В новорожденную республику ехала без восторга. Никому бы не призналась, но несколько раз хотела повернуть назад. Чёрт его разберёт, что происходит за всеми этими блокпостами. Михей на связь не выходил – мобильные телефоны вводят его в ступор. Зато часто снился. Бессюжетный бред, но лицо крепко западало в память. Когда-никогда в соцсетях появлялась Лиля, писала, что жив и не голодает. Очень редко.
В Ростове выяснилось, что нужный автобус ушёл больше часа назад, потому что «так бывает» и «девушка, какие ко мне претензии, я не водитель». Смуглый белозубый таксист предложил домчать с ветерком. Дорого, но без проблем и прямо к подъезду. Ему бы не баранку крутить, а тасовать напёрстки на вокзальной площади – легко и необидно мошенничать, зазывая прохожих беспечным смехом.
Довёз только до границы и в укромных кустах пересадил в другую машину:
– У меня номера русские, а напарник с местными номерами. По-другому никак, сами знаете, особый режим.
Напарник – злобный седой ёж, денег запросил ещё больше. Но первый пост проскочили безболезненно, это правда. Зато на втором долго томились перед опущенным шлагбаумом. На мой вопрос о туалете таксист ухмыльнулся и кивнул в сторону поля подсолнухов. «Подсолнухи – осколки солнечного дня» – завертелась в голове старая попсовая песенка. И по кругу, по кругу, пока я наблюдала синее небо в просветах между крупными цветочными головками, карабкалась вверх по насыпи, оттирала с брюк густую жёлтую пыльцу, шла к зелёному вагончику, протягивала документы вальяжному офицеру, смотрела в видеокамеру. «В подсолнухах любимый целовал меня».
Перетряхивая сумки, таможенник достал два одинаковых платья – моё, и молоденькой попутчицы, что возвращалась домой с московских заработков.
– Ну надо же, копия! – удивилась она.
– Это сценические костюмы, осторожнее, – вечно я идиотничаю при людях в форме. Защитная реакция.
– В каком смысле? – не понял военный.
– Мы певицы-близнецы, у нас турне. А вот он, – я махнула рукой в сторону таксиста, – танцует с бубном.
Пузатый ёж задумчиво ковырял в ухе, облокотившись о капот пыльной измятой «Лады». Попутчица прыснула.

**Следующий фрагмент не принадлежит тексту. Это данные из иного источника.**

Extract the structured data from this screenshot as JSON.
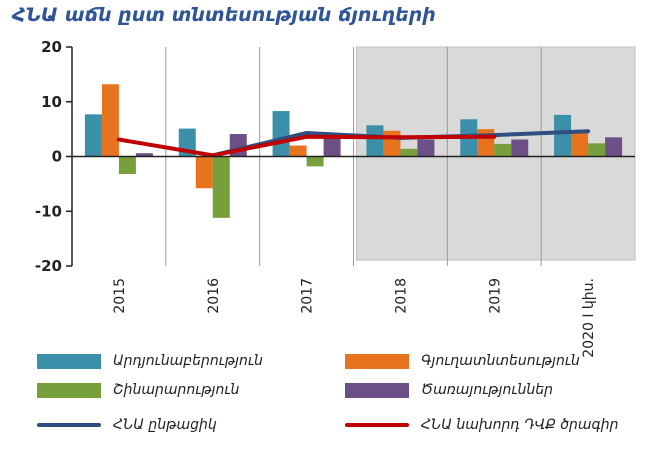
{
  "title": "ՀՆԱ աճն ըստ տնտեսության ճյուղերի",
  "chart_data": {
    "type": "bar",
    "categories": [
      "2015",
      "2016",
      "2017",
      "2018",
      "2019",
      "2020 I կիս."
    ],
    "ylim": [
      -20,
      20
    ],
    "yticks": [
      20,
      10,
      0,
      -10,
      -20
    ],
    "shaded_categories": [
      "2018",
      "2019",
      "2020 I կիս."
    ],
    "grid": "vertical separators",
    "legend_position": "bottom",
    "series": [
      {
        "name": "Արդյունաբերություն",
        "kind": "bar",
        "color": "#3b8fa8",
        "values": [
          7.7,
          5.1,
          8.3,
          5.7,
          6.8,
          7.6
        ]
      },
      {
        "name": "Գյուղատնտեսություն",
        "kind": "bar",
        "color": "#e8731f",
        "values": [
          13.2,
          -5.8,
          2.0,
          4.7,
          5.0,
          4.4
        ]
      },
      {
        "name": "Շինարարություն",
        "kind": "bar",
        "color": "#77a03c",
        "values": [
          -3.2,
          -11.2,
          -1.8,
          1.4,
          2.3,
          2.4
        ]
      },
      {
        "name": "Ծառայություններ",
        "kind": "bar",
        "color": "#6b4f86",
        "values": [
          0.6,
          4.1,
          3.4,
          3.1,
          3.1,
          3.5
        ]
      },
      {
        "name": "ՀՆԱ ընթացիկ",
        "kind": "line",
        "color": "#2e4f80",
        "values": [
          null,
          0.2,
          4.3,
          3.4,
          3.9,
          4.6
        ]
      },
      {
        "name": "ՀՆԱ նախորդ ԴՎՔ ծրագիր",
        "kind": "line",
        "color": "#c00000",
        "values": [
          3.1,
          0.2,
          3.6,
          3.5,
          3.6,
          null
        ]
      }
    ]
  }
}
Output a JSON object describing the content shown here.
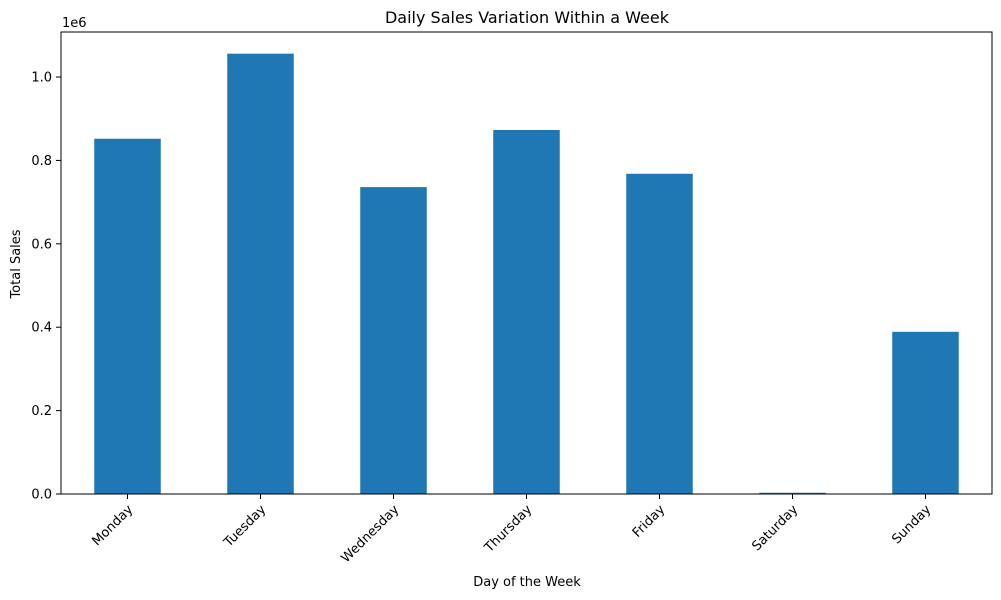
{
  "chart_data": {
    "type": "bar",
    "title": "Daily Sales Variation Within a Week",
    "xlabel": "Day of the Week",
    "ylabel": "Total Sales",
    "y_offset_label": "1e6",
    "categories": [
      "Monday",
      "Tuesday",
      "Wednesday",
      "Thursday",
      "Friday",
      "Saturday",
      "Sunday"
    ],
    "values": [
      852000,
      1056000,
      736000,
      873000,
      768000,
      3000,
      389000
    ],
    "ylim": [
      0,
      1108000
    ],
    "y_ticks": [
      0,
      200000,
      400000,
      600000,
      800000,
      1000000
    ],
    "y_tick_labels": [
      "0.0",
      "0.2",
      "0.4",
      "0.6",
      "0.8",
      "1.0"
    ],
    "bar_color": "#1f77b4",
    "grid": false,
    "legend": false
  }
}
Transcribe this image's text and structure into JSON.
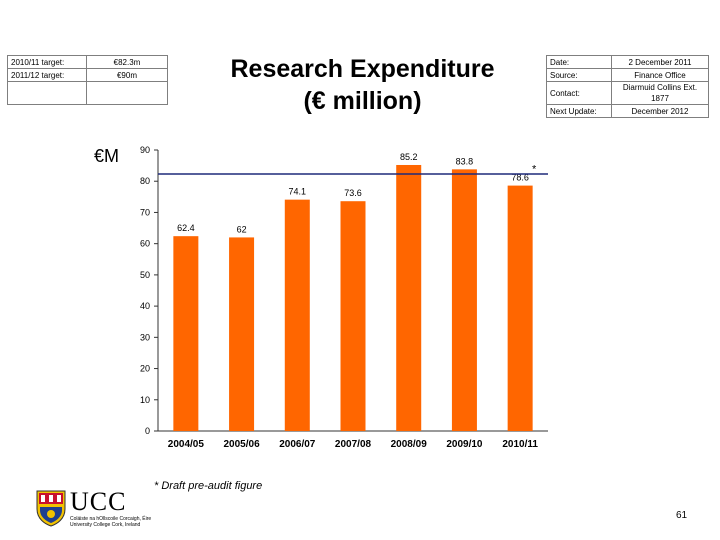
{
  "targets": {
    "rows": [
      {
        "label": "2010/11 target:",
        "value": "€82.3m"
      },
      {
        "label": "2011/12 target:",
        "value": "€90m"
      }
    ]
  },
  "title_line1": "Research Expenditure",
  "title_line2": "(€ million)",
  "unit_label": "€M",
  "meta": {
    "date_label": "Date:",
    "date_value": "2 December 2011",
    "source_label": "Source:",
    "source_value": "Finance Office",
    "contact_label": "Contact:",
    "contact_value": "Diarmuid Collins Ext. 1877",
    "next_update_label": "Next Update:",
    "next_update_value": "December 2012"
  },
  "chart_data": {
    "type": "bar",
    "categories": [
      "2004/05",
      "2005/06",
      "2006/07",
      "2007/08",
      "2008/09",
      "2009/10",
      "2010/11"
    ],
    "values": [
      62.4,
      62,
      74.1,
      73.6,
      85.2,
      83.8,
      78.6
    ],
    "value_labels": [
      "62.4",
      "62",
      "74.1",
      "73.6",
      "85.2",
      "83.8",
      "78.6"
    ],
    "value_marks": [
      "",
      "",
      "",
      "",
      "",
      "",
      "*"
    ],
    "reference_line": 82.3,
    "title": "",
    "xlabel": "",
    "ylabel": "€M",
    "ylim": [
      0,
      90
    ],
    "yticks": [
      0,
      10,
      20,
      30,
      40,
      50,
      60,
      70,
      80,
      90
    ],
    "grid": false,
    "bar_color": "#ff6600",
    "reference_line_color": "#1f2a7a"
  },
  "footnote": "* Draft pre-audit figure",
  "logo": {
    "name": "UCC",
    "subtitle_line1": "Coláiste na hOllscoile Corcaigh, Éire",
    "subtitle_line2": "University College Cork, Ireland"
  },
  "page_number": "61"
}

– Понятно, – только и сказал таможенник, скинул тряпьё мне на руки и махнул: свободны.
Двинулись дальше. Пустая дорога, пегая степь, редкие кляксы чёрных развалин. Шутить расхотелось. На проржавевшем жестяном щите большие буквы: «Донецкий кряж». Действительно кряж, во всех смыслах. Рука потянулась к фотоаппарату:
– Подождите, я снимок сделаю, хоть через окошко!